By VERLYN KLINKENBORG (THE NEW YORK TIMES, 30/04/06):
I often try to explain why my wife and I live where we do. In the country, in nature, where we can raise pigs and chickens — those are the phrases I end up using. But it really comes down to living as close to wildness as we can. I realize that now. What makes it easier is that so many wild creatures don't mind living near us — so near that we hardly think of them as wild any more. The grace of wildness changes somehow when it becomes familiar, when you know it as well as we know the wild turkeys and the downy woodpeckers.
The other morning, I looked out the south window to see if the flag had dropped on our rural mailbox. I saw a fox just beyond it, standing in the downfall of last year's goldenrod. The fox paused long enough for me to get the binoculars, and then it moved off the flat to the base of a rock outcrop, part of the orbit she uses to approach our poultry. Something else moved with her. Three, perhaps four young kits were following her.
She turned and led them back to the lip of the den, where they crowded around her. She bent down and licked one of them. They were only a few pounds each, thick with soft, mottled brown fur. In another week the grass will be tall enough to hide them. A week earlier, and they would have been too young to leave the den. The vixen slipped up the hill again, and her young did not reappear.

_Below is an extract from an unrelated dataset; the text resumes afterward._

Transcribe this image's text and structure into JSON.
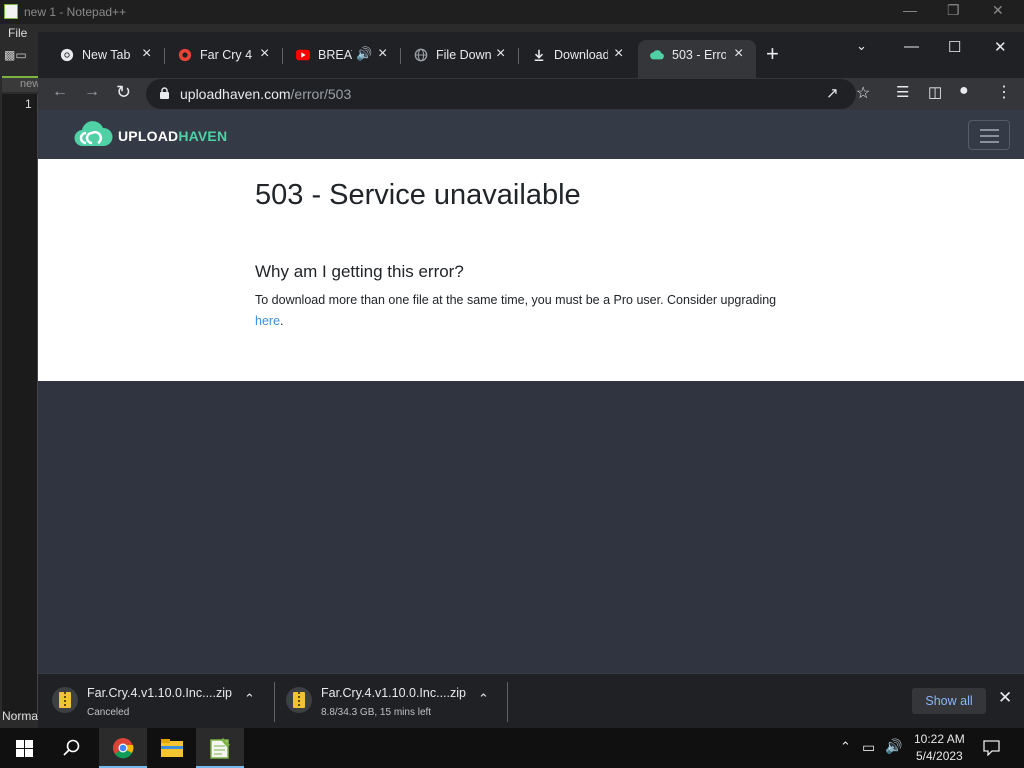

The den is only as far from the mailbox as our house is, dug into the sunken foundation of a long-vanished outbuilding. I am only a few steps away from those kits whenever I gather the mail. A few weeks ago I walked over to that old foundation to see if there were any fox signs, but it is far easier to trace the vixen by her cries in the night — circling around our pasture — than by footprints during the day. I wasn't even sure the den was really there. Now I know. I won't go back again until midsummer, but I cannot stop watching.
When I say the grace of wildness, what I mean is its autonomy, its self-possession, the fact that it has nothing to do with us. The grace is in the separation, the distance, the sense of a self-sustaining way of life. That vixen may rely on us for a duck or a chicken now and then, and to keep the woodland from closing in. How she chose to den so close to us is beyond me. The answer is probably as simple as an available hole. But our only choice is to leave her alone, to give her enough room to raise the next generation.